91Ó°ÊÓ

A parabolic cylinder is a three-dimensional surface that can be imagined as stretching a parabola infinitely along one direction. In our case, this surface is described by the equation \(z = 4 - y^2\). This equation tells us that for every fixed level of \(x\), we get a two-dimensional parabolic curve in the \(y-z\) plane.

A helpful way to visualize a parabolic cylinder is to imagine taking a U-shaped curve, like a common parabola \(y = x^2\), and extending it along another axis (in this problem, along the \(x\)) direction. This means:

• The surface doesn't change along the \(x\)-axis, which makes it a uniform extension.
• Z values are determined by the \(y\) value.

Within the boundary of this problem, our surface is cut by the planes \(x=0\), \(x=1\), and \(z=0\), effectively giving us a strip of the parabolic cylinder to consider for flux calculations.
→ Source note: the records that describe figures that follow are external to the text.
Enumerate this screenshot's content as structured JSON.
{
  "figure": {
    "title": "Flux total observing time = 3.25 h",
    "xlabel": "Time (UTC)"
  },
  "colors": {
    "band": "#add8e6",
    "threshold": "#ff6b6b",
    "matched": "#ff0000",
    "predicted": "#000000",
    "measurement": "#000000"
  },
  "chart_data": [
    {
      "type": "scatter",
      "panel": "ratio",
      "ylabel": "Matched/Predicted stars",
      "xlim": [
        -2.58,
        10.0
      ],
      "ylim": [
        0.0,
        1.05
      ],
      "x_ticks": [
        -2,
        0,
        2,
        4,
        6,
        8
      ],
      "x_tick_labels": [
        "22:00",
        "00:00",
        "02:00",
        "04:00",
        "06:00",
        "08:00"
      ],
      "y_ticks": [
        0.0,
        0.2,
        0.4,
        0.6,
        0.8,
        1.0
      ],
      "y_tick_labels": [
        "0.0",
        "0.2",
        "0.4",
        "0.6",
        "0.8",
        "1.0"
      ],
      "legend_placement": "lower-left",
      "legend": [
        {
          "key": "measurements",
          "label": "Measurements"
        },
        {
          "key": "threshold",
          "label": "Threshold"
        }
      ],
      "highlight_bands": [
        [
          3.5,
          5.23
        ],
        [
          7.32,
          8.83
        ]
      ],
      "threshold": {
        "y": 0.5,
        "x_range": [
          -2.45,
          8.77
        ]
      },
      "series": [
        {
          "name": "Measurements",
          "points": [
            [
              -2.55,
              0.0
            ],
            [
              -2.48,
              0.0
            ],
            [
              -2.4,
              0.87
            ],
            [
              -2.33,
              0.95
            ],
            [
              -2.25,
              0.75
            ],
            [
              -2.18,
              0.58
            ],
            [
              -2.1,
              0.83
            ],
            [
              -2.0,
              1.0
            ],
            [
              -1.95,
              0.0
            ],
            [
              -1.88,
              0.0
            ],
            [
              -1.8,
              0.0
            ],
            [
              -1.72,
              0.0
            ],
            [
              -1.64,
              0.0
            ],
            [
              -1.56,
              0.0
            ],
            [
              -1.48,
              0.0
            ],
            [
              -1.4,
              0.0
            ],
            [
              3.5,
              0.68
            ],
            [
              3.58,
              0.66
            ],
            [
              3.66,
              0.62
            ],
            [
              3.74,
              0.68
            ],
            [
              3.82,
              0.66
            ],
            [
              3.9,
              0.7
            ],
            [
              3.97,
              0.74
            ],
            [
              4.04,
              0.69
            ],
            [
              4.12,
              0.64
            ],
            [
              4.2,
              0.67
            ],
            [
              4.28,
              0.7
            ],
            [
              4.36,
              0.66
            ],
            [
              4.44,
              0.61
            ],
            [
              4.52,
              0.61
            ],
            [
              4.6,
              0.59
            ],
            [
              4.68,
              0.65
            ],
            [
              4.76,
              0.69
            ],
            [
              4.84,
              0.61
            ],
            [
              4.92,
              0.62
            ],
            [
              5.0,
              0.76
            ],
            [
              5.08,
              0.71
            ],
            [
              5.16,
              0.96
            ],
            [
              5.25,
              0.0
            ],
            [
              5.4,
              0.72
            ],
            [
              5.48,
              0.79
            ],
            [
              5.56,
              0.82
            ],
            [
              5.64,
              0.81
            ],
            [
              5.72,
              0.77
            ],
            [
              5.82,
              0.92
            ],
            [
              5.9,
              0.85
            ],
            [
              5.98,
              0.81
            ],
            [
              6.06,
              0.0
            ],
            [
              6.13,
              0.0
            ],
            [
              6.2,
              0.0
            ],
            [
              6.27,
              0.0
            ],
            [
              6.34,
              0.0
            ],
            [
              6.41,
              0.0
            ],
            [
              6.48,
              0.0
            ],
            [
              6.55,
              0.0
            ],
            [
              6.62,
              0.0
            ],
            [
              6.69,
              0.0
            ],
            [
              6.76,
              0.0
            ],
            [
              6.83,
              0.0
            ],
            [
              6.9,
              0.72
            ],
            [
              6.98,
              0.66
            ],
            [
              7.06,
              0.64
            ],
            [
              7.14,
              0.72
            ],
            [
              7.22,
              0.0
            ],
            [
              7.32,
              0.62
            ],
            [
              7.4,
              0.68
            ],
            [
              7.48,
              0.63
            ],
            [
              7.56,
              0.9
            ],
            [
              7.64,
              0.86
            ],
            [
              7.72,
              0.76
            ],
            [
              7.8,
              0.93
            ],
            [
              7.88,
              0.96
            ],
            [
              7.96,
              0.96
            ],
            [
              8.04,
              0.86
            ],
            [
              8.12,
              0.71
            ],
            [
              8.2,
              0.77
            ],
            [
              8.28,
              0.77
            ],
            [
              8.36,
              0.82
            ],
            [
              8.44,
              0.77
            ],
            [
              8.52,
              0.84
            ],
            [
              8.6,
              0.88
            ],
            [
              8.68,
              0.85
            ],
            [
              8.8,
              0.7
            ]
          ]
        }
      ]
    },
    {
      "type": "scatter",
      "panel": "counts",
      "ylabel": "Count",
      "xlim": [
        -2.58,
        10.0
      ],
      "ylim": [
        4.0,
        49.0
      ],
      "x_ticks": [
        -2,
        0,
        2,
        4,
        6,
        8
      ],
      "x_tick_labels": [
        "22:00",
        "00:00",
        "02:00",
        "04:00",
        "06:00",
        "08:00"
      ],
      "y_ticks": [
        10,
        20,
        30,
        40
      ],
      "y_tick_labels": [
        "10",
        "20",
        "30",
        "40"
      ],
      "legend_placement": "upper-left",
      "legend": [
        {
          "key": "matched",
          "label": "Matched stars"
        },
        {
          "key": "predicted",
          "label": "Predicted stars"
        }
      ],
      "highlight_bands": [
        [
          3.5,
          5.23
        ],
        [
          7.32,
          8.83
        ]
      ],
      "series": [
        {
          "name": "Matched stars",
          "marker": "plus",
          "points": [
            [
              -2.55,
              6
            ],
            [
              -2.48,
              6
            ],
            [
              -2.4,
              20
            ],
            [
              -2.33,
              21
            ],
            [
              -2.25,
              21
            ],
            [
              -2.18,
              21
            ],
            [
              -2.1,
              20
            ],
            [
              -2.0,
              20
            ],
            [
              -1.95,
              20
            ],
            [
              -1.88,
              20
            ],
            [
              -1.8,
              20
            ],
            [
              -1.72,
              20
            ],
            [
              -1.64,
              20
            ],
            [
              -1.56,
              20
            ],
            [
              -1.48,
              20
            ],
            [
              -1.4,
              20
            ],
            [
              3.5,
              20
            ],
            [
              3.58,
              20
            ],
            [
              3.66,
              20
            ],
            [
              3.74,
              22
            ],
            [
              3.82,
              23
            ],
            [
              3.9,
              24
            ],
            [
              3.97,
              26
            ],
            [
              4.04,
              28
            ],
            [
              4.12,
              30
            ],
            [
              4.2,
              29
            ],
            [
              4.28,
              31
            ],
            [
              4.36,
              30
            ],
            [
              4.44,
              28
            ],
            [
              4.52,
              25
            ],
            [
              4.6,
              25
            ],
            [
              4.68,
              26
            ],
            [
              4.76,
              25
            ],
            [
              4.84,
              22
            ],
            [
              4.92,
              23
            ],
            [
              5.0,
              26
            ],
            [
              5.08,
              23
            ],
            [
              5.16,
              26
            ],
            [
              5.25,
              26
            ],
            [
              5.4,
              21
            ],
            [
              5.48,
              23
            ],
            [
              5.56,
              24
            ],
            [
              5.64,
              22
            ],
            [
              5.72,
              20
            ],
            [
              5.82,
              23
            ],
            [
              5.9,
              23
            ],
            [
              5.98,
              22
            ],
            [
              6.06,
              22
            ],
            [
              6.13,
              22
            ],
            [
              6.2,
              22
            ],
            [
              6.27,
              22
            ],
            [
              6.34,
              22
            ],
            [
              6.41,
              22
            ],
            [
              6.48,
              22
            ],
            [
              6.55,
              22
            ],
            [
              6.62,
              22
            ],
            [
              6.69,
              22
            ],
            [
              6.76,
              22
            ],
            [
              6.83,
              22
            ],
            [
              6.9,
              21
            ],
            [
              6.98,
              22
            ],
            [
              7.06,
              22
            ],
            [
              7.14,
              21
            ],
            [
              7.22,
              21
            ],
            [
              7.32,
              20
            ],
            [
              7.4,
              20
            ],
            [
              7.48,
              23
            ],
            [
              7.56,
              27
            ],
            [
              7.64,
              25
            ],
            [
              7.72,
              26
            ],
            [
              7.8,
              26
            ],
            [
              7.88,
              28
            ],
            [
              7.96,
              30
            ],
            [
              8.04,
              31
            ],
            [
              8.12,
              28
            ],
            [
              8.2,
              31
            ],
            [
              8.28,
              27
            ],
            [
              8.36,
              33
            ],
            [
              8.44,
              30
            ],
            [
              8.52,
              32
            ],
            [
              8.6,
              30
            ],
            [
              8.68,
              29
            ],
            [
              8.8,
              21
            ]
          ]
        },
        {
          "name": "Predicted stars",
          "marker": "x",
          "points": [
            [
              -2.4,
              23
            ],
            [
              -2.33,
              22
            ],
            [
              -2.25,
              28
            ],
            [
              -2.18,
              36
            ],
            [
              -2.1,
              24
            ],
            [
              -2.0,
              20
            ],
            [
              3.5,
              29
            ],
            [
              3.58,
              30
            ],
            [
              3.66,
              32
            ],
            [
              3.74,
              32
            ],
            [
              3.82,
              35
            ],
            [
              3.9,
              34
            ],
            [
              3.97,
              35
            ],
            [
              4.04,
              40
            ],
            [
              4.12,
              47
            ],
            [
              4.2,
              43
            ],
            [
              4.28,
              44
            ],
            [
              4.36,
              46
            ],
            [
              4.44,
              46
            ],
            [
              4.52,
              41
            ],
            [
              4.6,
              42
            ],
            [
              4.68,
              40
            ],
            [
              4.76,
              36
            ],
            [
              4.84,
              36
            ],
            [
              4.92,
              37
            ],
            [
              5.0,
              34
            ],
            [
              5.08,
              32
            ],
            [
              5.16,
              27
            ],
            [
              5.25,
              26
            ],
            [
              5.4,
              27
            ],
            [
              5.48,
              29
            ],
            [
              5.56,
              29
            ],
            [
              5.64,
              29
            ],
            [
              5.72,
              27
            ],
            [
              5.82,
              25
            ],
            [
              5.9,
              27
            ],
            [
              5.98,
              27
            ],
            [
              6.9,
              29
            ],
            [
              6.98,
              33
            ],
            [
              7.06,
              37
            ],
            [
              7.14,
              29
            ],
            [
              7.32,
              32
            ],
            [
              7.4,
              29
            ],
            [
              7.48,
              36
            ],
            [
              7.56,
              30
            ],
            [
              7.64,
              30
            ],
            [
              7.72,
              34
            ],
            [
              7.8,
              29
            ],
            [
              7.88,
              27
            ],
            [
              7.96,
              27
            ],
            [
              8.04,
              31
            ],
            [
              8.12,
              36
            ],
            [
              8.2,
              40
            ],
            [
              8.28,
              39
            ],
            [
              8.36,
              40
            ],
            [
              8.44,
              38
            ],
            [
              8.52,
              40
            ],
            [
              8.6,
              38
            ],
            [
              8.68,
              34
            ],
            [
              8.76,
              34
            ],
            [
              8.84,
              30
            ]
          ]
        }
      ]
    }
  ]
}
The normal vector is essential for calculating a flux integral over a surface. It’s a vector that is perpendicular to the surface at any given point. When working with flux, knowing the normal direction helps determine the flow across the surface.

To find the normal vector using parameterization, we first describe the surface with a vector function: \(\mathbf{r}(x, y) = (x, y, 4 - y^2)\). Start by computing the partial derivatives, \(\mathbf{r}_x = (1, 0, 0)\) and \(\mathbf{r}_y = (0, 1, -2y)\).

Taking the cross product \(\mathbf{r}_x \times \mathbf{r}_y\) gives us the normal vector \((0, 2y, 1)\). This vector points in a direction tangent to the surface strip. For orientation, we'll ensure it points away from the \(x\)-axis. Adjusting its sign accordingly if needed ensures the calculation of flux is correct. In this case, our initially computed normal is correctly oriented.

A surface integral allows us to evaluate how a vector field crosses a surface. In simpler terms, it helps us determine the net 'flow' or flux across a section of that surface. For this exercise, the aim is to calculate the flux of the vector field \(\mathbf{F}(x, y, z) = z^2 \mathbf{i} + x \mathbf{j} - 3z \mathbf{k}\) across the bounded part of the parabolic cylinder.

Once we have the normal vector, the surface integral’s setup involves finding the dot product \(\mathbf{F} \cdot \mathbf{n}\). For our surface, this results in \(2xy - 12 + 3y^2\), using the substitution for \(z\) based on the parabolic equation \(z = 4 - y^2\).

The dot product turns the abstract vector field into a simpler function over the surface, simplifying integration. Evaluating the integral involves:

• First integrating with respect to \(y\) from \(-2\) to \(2\).
• Then integrating with respect to \(x\) from \(0\) to \(1\).

Our calculated result is \(0\), which indicates that the net flux through this surface is zero, suggesting that the inflow and outflow are perfectly balanced across this surface.